What to Expect in Workers’ Compensation Pricing in 2018

February 14, 2018

In other words, market trends should continue as they did in 2017, according to the USI report.

“In 2017, we saw a continued downward trend in workers’ compensation, including a reduction in premium rates overall, particularly in the loss-sensitive marketplace. Given the lack of deterioration in many larger carriers’ combined loss ratios, we expect similar aggressive targeting to grow market share in 2018,” the USI report predicted.

USI said that returns for low-risk investment opportunities are still limited. On the one hand, there is both aggressive and prudent pricing coming from carriers seeking to grow premium. On the other, clients with “poor loss results, declining financials” and businesses in states such as Florida, California and New York are facing underwriting discipline (as are insureds in more volatile industry classes).

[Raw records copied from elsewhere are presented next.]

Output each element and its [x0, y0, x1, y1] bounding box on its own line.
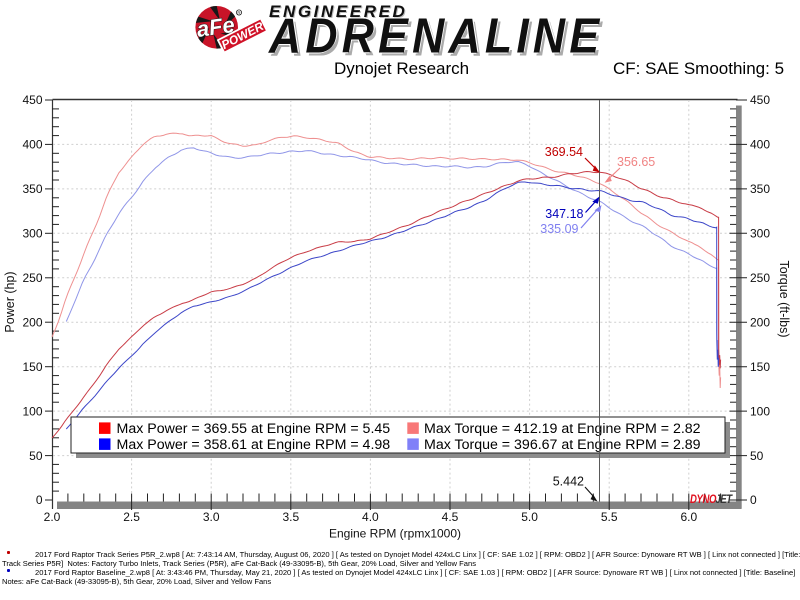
- svg-text:100: 100: [750, 404, 770, 418]
- svg-text:Max Torque = 396.67 at Engine: Max Torque = 396.67 at Engine RPM = 2.89: [424, 437, 701, 453]
- svg-text:3.0: 3.0: [203, 510, 220, 524]
- svg-text:200: 200: [750, 315, 770, 329]
- svg-text:200: 200: [22, 315, 42, 329]
- svg-text:3.5: 3.5: [282, 510, 299, 524]
- svg-text:300: 300: [22, 227, 42, 241]
- svg-text:356.65: 356.65: [617, 155, 655, 169]
- svg-text:250: 250: [22, 271, 42, 285]
- svg-text:347.18: 347.18: [545, 207, 583, 221]
- svg-text:4.5: 4.5: [442, 510, 459, 524]
- svg-text:5.5: 5.5: [601, 510, 618, 524]
- svg-text:250: 250: [750, 271, 770, 285]
- svg-text:50: 50: [29, 449, 43, 463]
- svg-text:Power (hp): Power (hp): [3, 271, 17, 332]
- svg-text:0: 0: [36, 493, 43, 507]
- svg-text:100: 100: [22, 404, 42, 418]
- svg-text:2.5: 2.5: [123, 510, 140, 524]
- svg-text:2.0: 2.0: [44, 510, 61, 524]
- svg-text:Max Torque = 412.19 at Engine: Max Torque = 412.19 at Engine RPM = 2.82: [424, 421, 701, 437]
- svg-text:400: 400: [750, 138, 770, 152]
- svg-text:4.0: 4.0: [362, 510, 379, 524]
- svg-text:5.442: 5.442: [553, 475, 584, 489]
- svg-text:Engine RPM (rpmx1000): Engine RPM (rpmx1000): [329, 527, 461, 541]
- svg-text:450: 450: [22, 93, 42, 107]
- svg-text:350: 350: [750, 182, 770, 196]
- svg-text:400: 400: [22, 138, 42, 152]
- svg-text:0: 0: [750, 493, 757, 507]
- svg-text:50: 50: [750, 449, 764, 463]
- svg-text:150: 150: [22, 360, 42, 374]
- svg-text:300: 300: [750, 227, 770, 241]
- svg-text:Max Power = 358.61 at Engine R: Max Power = 358.61 at Engine RPM = 4.98: [117, 437, 391, 453]
- svg-text:150: 150: [750, 360, 770, 374]
- svg-text:6.0: 6.0: [680, 510, 697, 524]
- svg-text:5.0: 5.0: [521, 510, 538, 524]
- svg-text:450: 450: [750, 93, 770, 107]
- svg-text:R: R: [237, 10, 241, 15]
- svg-text:335.09: 335.09: [540, 222, 578, 236]
- svg-text:369.54: 369.54: [545, 145, 583, 159]
- svg-text:350: 350: [22, 182, 42, 196]
- svg-text:Max Power = 369.55 at Engine R: Max Power = 369.55 at Engine RPM = 5.45: [117, 421, 391, 437]
- svg-text:Torque (ft-lbs): Torque (ft-lbs): [777, 260, 791, 337]
- svg-text:DYNOJET: DYNOJET: [690, 493, 733, 506]
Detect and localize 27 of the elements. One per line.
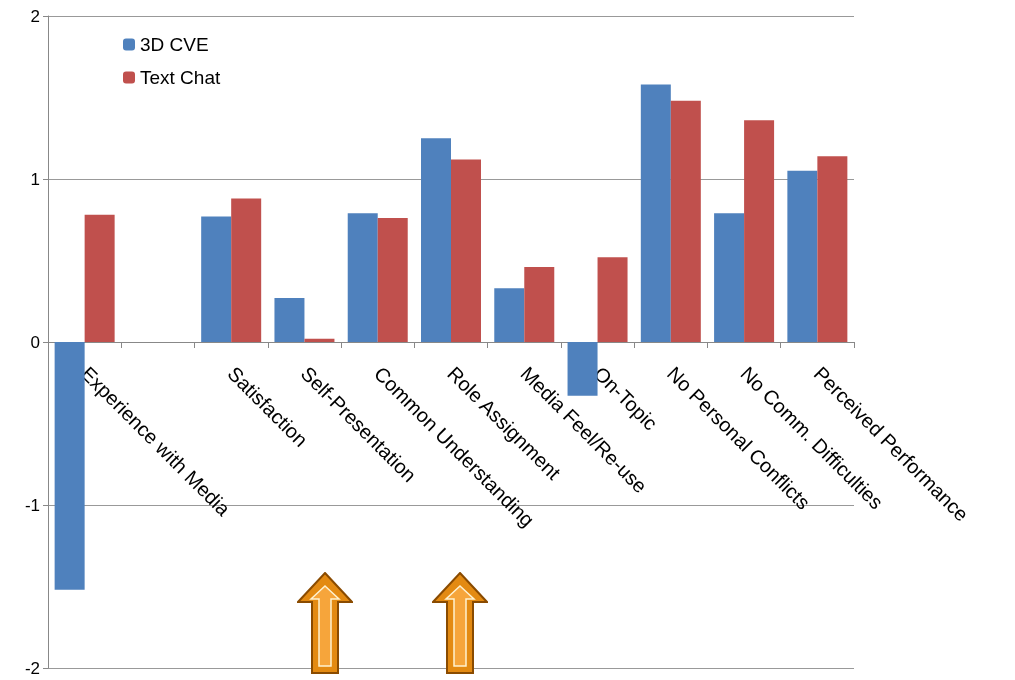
bar [494,288,525,342]
y-tick-label: -2 [24,658,40,678]
y-tick-label: 0 [30,332,40,352]
bar [670,100,701,342]
bar [421,138,451,342]
bar [714,213,745,342]
bar [377,218,408,342]
y-tick-label: -1 [24,495,40,515]
legend-label: 3D CVE [140,34,209,55]
bar [451,159,481,342]
bar [787,170,818,342]
y-tick-label: 1 [30,169,40,189]
y-tick-label: 2 [30,6,40,26]
bar [201,216,232,342]
bar [567,342,598,396]
bar [744,120,775,342]
bar [304,338,335,342]
bar [347,213,378,342]
legend-label: Text Chat [140,67,221,88]
bar [54,342,85,590]
bar [84,214,115,342]
bar [597,257,628,342]
bar [524,267,555,342]
bar [817,156,848,342]
bar [231,198,262,342]
bar [274,297,305,342]
bar [640,84,671,342]
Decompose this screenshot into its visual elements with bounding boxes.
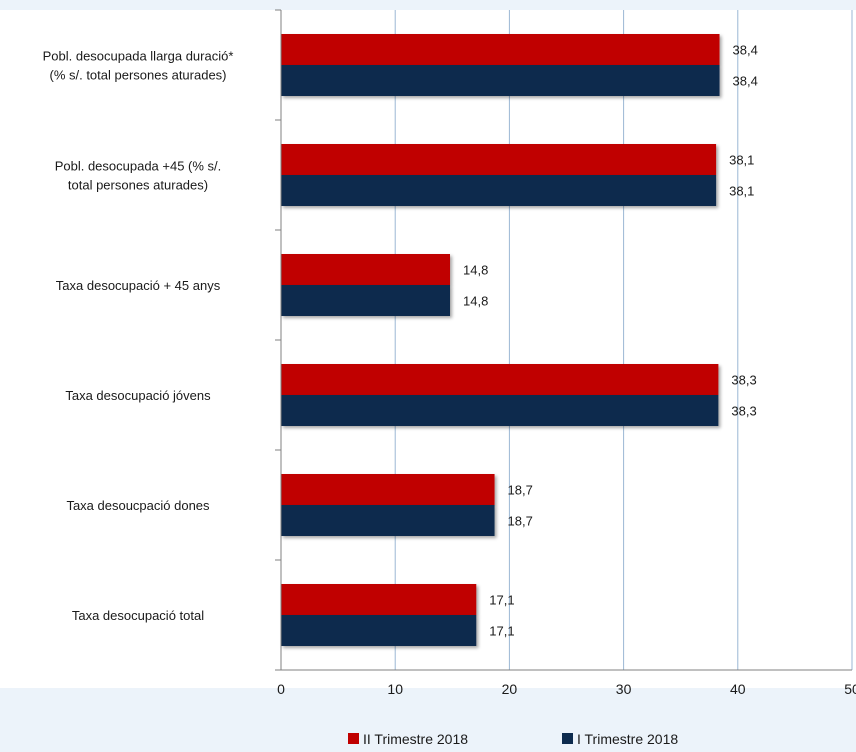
x-tick-label: 40 xyxy=(730,681,746,697)
data-label: 38,1 xyxy=(729,153,754,168)
category-label: Taxa desocupació jóvens xyxy=(65,388,211,403)
bars-group xyxy=(281,34,720,646)
x-tick-label: 30 xyxy=(616,681,632,697)
legend-entry: I Trimestre 2018 xyxy=(577,731,678,747)
bar-i-trimestre-3 xyxy=(281,395,719,426)
bar-ii-trimestre-0 xyxy=(281,34,720,65)
data-label: 38,3 xyxy=(731,404,756,419)
bar-ii-trimestre-4 xyxy=(281,474,495,505)
bar-ii-trimestre-5 xyxy=(281,584,477,615)
bar-ii-trimestre-1 xyxy=(281,144,717,175)
data-label: 14,8 xyxy=(463,294,488,309)
x-tick-label: 20 xyxy=(502,681,518,697)
plot-area-background xyxy=(0,10,856,688)
category-label: Pobl. desocupada +45 (% s/. total persone… xyxy=(55,159,222,193)
data-label: 38,1 xyxy=(729,184,754,199)
bar-i-trimestre-2 xyxy=(281,285,451,316)
data-label: 17,1 xyxy=(489,593,514,608)
category-label: Taxa desocupació total xyxy=(72,608,204,623)
labels-group: 38,4 38,4 Pobl. desocupada llarga duració*… xyxy=(43,43,758,639)
data-label: 38,4 xyxy=(733,74,758,89)
legend: II Trimestre 2018 I Trimestre 2018 xyxy=(348,731,678,747)
category-label: Taxa desoucpació dones xyxy=(66,498,210,513)
data-label: 18,7 xyxy=(508,514,533,529)
legend-swatch xyxy=(562,733,573,744)
data-label: 17,1 xyxy=(489,624,514,639)
bar-ii-trimestre-3 xyxy=(281,364,719,395)
category-label: Taxa desocupació + 45 anys xyxy=(56,278,221,293)
category-label: Pobl. desocupada llarga duració* (% s/. t… xyxy=(43,49,234,83)
bar-i-trimestre-4 xyxy=(281,505,495,536)
data-label: 14,8 xyxy=(463,263,488,278)
legend-entry: II Trimestre 2018 xyxy=(363,731,468,747)
bar-i-trimestre-0 xyxy=(281,65,720,96)
data-label: 38,4 xyxy=(733,43,758,58)
bar-i-trimestre-5 xyxy=(281,615,477,646)
x-tick-label: 10 xyxy=(387,681,403,697)
legend-swatch xyxy=(348,733,359,744)
data-label: 38,3 xyxy=(731,373,756,388)
axes-group: 0 10 20 30 40 50 xyxy=(275,9,856,697)
bar-i-trimestre-1 xyxy=(281,175,717,206)
x-tick-label: 0 xyxy=(277,681,285,697)
bar-ii-trimestre-2 xyxy=(281,254,451,285)
data-label: 18,7 xyxy=(508,483,533,498)
grid-lines xyxy=(394,10,853,670)
x-tick-label: 50 xyxy=(844,681,856,697)
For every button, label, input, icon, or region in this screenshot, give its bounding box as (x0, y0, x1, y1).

For 2018, USI predicts pricing will stem from a desire to maintain or increase market share, with a goal of profitable market share driving those strategies.

Other USI predictions for workers’ compensation:

  • Loss-sensitive programs will either see flat rates or hikes as high as 5 percent, assuming clients have clean or improving loss experience. For those that are seeing worsening loss experience, rates in this category will increase more than 5 percent, and carriers will likely adjust their retention levels.
  • For guaranteed-cost programs, USI sees rates ranging between 10 percent decreases to 10 percent jumps. Clients with very clean loss experience would escape changes, and pricing would also vary due to a client’s “specific state payroll distribution due to states’ legislative pressure on adequacy of rates,” according to the report.
  • Medical cost inflation is expected to rise 6 percent year-over-year, and this upward trend will continue to affect workers’ compensation and loss liability totals.
  • The industry can expect more increases in cost shifting from healthcare plans to workers’ compensation, due in part to problems with the Affordable Care Act.
  • While self-insurance remains an alternative to insured workers’ compensation, USI says some states are becoming more conservative on their collateral position for many qualified self-insureds and more employers are “looking more closely at their existing self-insured status because of onerous associated administrative costs.”

USI’s full report is the 2018 USI Insurance Market Outlook report. The report also forecast trends in commercial market areas including property, general liability, umbrella liability, international, environmental, aviation, crime, cyber, medical malpractice; and kidnap, ransom and extortion.